After a March, 2007 call, I didn’t talk again with Greenplum until earlier this month. That changed fast. I flew out to see Greenplum last week and spent over a day with president/co-founder Scott Yara, CTO/co-founder Luke Lonergan, marketing VP Paul Salazar, and product management/marketing director Ben Werther. Highlights – besides some really great sushi at Sakae in Burlingame – start with an eye-opening set of customer proof points, such as:
- 50 total paying Greenplum customers, over half of whom are already in production.
- 6 Greenplum users in production with >100 terabytes of user data. That may beat anybody except Teradata, among SQL data warehouse specialist vendors.
- 2 Greenplum customers expected to be in production within 60 days with >1 petabyte of user data. That may beat even Teradata. Anyhow, it looks as if Greenplum and Teradata will be 1-2 in some order crossing the 1-petabyte line. (Edit: Here’s more detail on >1 petabyte Greenplum users.)
- 5 Greenplum customers with “multiple 100s of users.” That’s not much by the standards of more mature vendors, but it suffices to show that Greenplum has some kind of a handle on concurrency.
- 3 Greenplum customers with 1000s of tables. That suffices to show that Greenplum’s claims to schema agnosticity are more than academic, even if it’s not enough to show that many enterprises care.

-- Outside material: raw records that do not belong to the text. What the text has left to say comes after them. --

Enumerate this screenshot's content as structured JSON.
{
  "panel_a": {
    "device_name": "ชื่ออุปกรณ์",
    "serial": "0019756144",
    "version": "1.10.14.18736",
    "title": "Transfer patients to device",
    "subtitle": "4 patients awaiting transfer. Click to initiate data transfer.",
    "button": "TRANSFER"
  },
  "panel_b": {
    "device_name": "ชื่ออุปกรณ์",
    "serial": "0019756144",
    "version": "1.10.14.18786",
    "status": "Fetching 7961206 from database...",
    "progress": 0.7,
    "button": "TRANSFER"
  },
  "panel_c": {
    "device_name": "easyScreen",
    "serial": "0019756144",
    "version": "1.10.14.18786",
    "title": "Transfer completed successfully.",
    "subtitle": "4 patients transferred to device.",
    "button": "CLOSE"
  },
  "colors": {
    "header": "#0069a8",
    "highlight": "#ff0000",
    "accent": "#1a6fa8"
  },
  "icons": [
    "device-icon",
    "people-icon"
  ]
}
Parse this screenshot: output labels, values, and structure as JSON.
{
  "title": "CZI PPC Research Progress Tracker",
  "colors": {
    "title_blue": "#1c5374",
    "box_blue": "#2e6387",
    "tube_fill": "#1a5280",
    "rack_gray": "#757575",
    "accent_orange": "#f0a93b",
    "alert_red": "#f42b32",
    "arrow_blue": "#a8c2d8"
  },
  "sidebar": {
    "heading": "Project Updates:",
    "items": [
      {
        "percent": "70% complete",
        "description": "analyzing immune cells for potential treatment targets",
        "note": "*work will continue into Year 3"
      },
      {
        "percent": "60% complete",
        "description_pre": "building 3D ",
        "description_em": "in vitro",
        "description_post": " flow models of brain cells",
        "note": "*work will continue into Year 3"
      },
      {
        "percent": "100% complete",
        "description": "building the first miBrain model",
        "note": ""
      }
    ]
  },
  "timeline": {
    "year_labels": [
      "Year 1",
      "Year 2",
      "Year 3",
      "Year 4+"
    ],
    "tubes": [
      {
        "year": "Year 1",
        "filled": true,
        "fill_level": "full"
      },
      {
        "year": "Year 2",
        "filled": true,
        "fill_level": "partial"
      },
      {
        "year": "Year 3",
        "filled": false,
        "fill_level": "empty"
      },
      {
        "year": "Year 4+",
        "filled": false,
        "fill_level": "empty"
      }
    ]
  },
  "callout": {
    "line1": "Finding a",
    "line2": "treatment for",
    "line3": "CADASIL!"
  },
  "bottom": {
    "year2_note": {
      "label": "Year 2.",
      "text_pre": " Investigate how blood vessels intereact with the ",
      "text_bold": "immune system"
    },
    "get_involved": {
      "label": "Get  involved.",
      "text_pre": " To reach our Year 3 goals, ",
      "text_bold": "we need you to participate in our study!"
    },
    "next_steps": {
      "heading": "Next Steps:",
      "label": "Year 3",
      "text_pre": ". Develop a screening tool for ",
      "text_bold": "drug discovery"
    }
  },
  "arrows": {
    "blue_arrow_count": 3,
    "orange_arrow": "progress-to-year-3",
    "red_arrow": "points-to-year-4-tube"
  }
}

- Greenplum customers using tools from the following list, and I quote: SAS, Unica, Datastage, Information Builders, Informatica, Oracle BI, Microstrategy, Microsoft SSIS and SSRS, Business Objects / BODI, SAP, Talend, Pentaho
- (Again I quote) “Tier 1” customers in the following verticals:
- Retail Banking
- Health Care
- Commercial Banking
- Service Providers
Even though the bulk of Greenplum’s revenue comes from the Sun appliance relationship, 20 paying customers run Greenplum on Linux. Another interesting demographic is that 25-40% of Greenplum’s revenue tends to come from Asia (obviously, the figure fluctuates greatly from quarter to quarter). Perhaps not coincidentally, one of Greenplum’s three salespeople last year was based in Asia. (The current total is 15, and growing fast.)
Technical highlights include:
- Greenplum is row-based, shared-nothing, MPP. It runs on standard hardware and operating systems. (But fortunately for its key partnership, Greenplum evidently does really run best, at least for now, on recommended Sun standard appliance configurations.)
- Most or all of the PostgreSQL data access methods are left intact. The big changes to PostgreSQL lie in the areas of query optimization, planning, and execution. I.e., Greenplum has its own way of breaking up a query into pieces – and of course of seeing that data gets shipped among nodes – but the low-level operators for storage and access are from PostgreSQL.
- Greenplum nodes are just connected to a group of standard switches, via standard 1 gigabit Ethernet. Greenplum insists that interconnect bandwidth is not a problem.
- Currently, there’s a boss node, with all the other nodes being peers. But by now (as opposed to in an early prototype of Greenplum), intermediate results are shipped peer-to-peer rather than back up to the boss node. In the future, compute and storage nodes will be (optionally) split out from each other.
- Compression is being introduced in the next point release, with big numbers (at least by row-based standards) out of the gate. It will initially be just for append-only tables, but that limitation will be lifted later on.
- Also in that release, Greenplum is introducing embedded parallel mathematical packages, such as linear algebra and statistics (specifically, R).
- Greenplum has no current in-the-cloud offering, but one is in the works.
- Greenplum offers an ever-growing variety of administration tools.